As Von Rotz explained, “We went searching for additive manufacturing and found Protolabs.”

As a manufacturing supplier, Protolabs could, Von Rotz explained, produce tiny parts, components, and related fixtures with the required challenging dimensions, features, and precision, plus, manufacture and deliver those parts quickly and cost-effectively.

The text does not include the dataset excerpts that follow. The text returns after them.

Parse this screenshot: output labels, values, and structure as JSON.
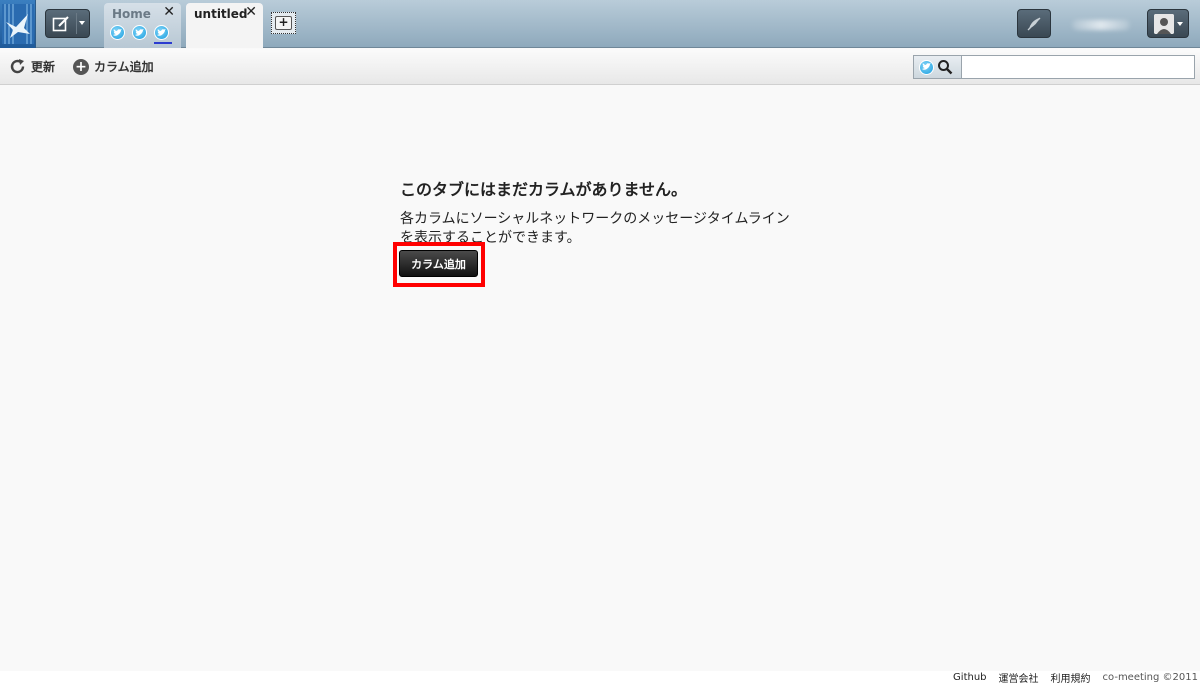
{
  "tabs": [
    {
      "label": "Home",
      "icons": [
        "twitter-icon",
        "twitter-icon",
        "twitter-icon"
      ]
    },
    {
      "label": "untitled"
    }
  ],
  "tab_close_glyph": "✕",
  "add_tab_glyph": "+",
  "toolbar": {
    "refresh_label": "更新",
    "add_column_label": "カラム追加"
  },
  "search": {
    "value": "",
    "placeholder": ""
  },
  "empty_state": {
    "title": "このタブにはまだカラムがありません。",
    "description": "各カラムにソーシャルネットワークのメッセージタイムラインを表示することができます。",
    "button_label": "カラム追加"
  },
  "footer": {
    "github": "Github",
    "company": "運営会社",
    "terms": "利用規約",
    "copyright": "co-meeting ©2011"
  },
  "colors": {
    "accent": "#1ea0e0",
    "header": "#8ea9bc",
    "highlight": "#ff0000"
  }
}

The use of additive manufacturing has enabled us to save significant costs and turnaround time for tooling and target components,” said Von Rotz. “In addition, we’ve utilized certain components/processes that would not have been possible without the versatility this technology provides.” NIF has used Protolabs’ 3D printing processes of stereolithography (SL) and direct metal laser sintering (DMLS) to make plastic and metal custom parts respectively. NIF also has used, in the past, Protolabs’ CNC machining services. In fact, since 2011, NIF has developed and produced thousands of parts at Protolabs. Beyond the manufacturing itself, Von Rotz also noted that Protolabs’ automated design analysis and on-going customer service staff assistance have been helpful.

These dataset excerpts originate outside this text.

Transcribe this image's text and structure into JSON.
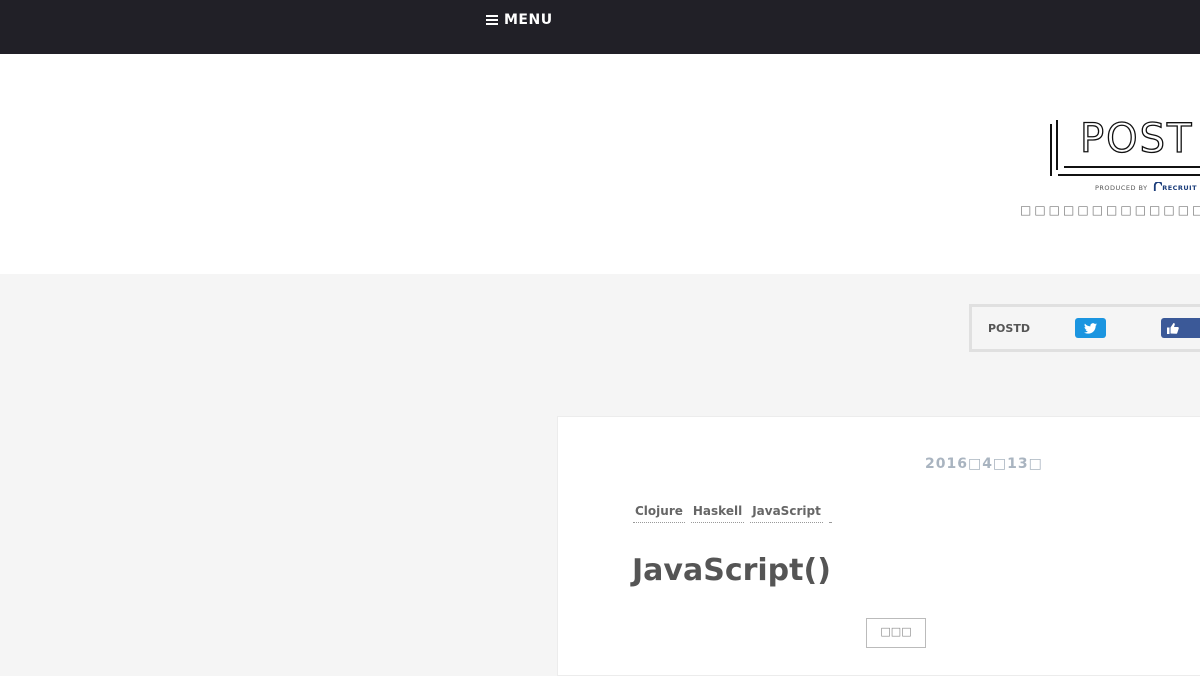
{
  "nav": {
    "menu_label": "MENU"
  },
  "branding": {
    "logo_text": "POST",
    "produced_by": "PRODUCED BY",
    "recruit": "RECRUIT",
    "tagline": "□□□□□□□□□□□□□□□□□□□□□□"
  },
  "share": {
    "label": "POSTD"
  },
  "article": {
    "date": "2016□4□13□",
    "tags": [
      "Clojure",
      "Haskell",
      "JavaScript"
    ],
    "title": "JavaScript()",
    "button_label": "□□□"
  }
}
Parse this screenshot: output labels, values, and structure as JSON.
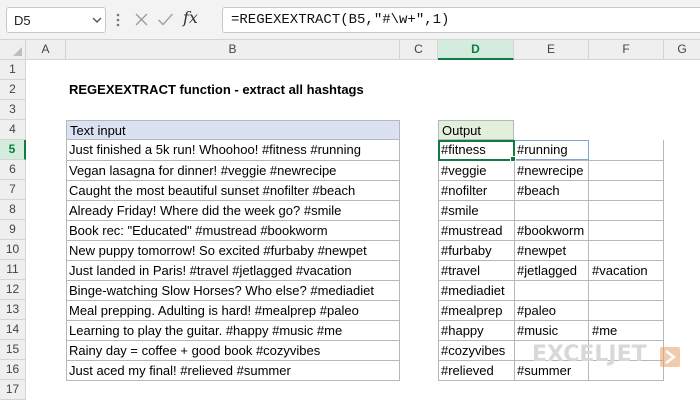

Outcomes: Cost and Time Savings, Toolmaking Advances

NIF engineers and designers point to several examples of use cases, many involving cost savings, time savings, and key toolmaking advances. Here are just two of a number of successful outcomes:

Cost, time savings on development of vacuum chuck designs. In one recent case, NIF engineers saved significant cost and turnaround time by deploying Protolabs’ industrial-grade 3D printing process in the development of vacuum chuck designs. NIF: “In the past, these required high-precision machining operations to match components being held… [Additive manufacturing] enables our work to proceed in record time.” According to the NIF, the savings was dramatic:

  • Traditional machine shop machining: at $5,000 per part/5-week turnaround
  • Protolabs additive manufacturing: at less than $100 per part/less than 1-week turnaround

Target-assembly fixturing. In another case, designers were able to move from individual components assembled with many setups to single complex fixtures, which accelerated assembly, lowered cost, and provided alternate formats for the target’s design.

Since 2011, Lawrence Livermore has used Protolabs to manufacture thousands of custom parts, components, and tooling, making Protolabs an important contractor in the lab’s supply chain. Going forward, NIF sources expect Protolabs to continue to play a key supplier role to support the facility’s on-going mission of advancing discovery science and fusion energy research.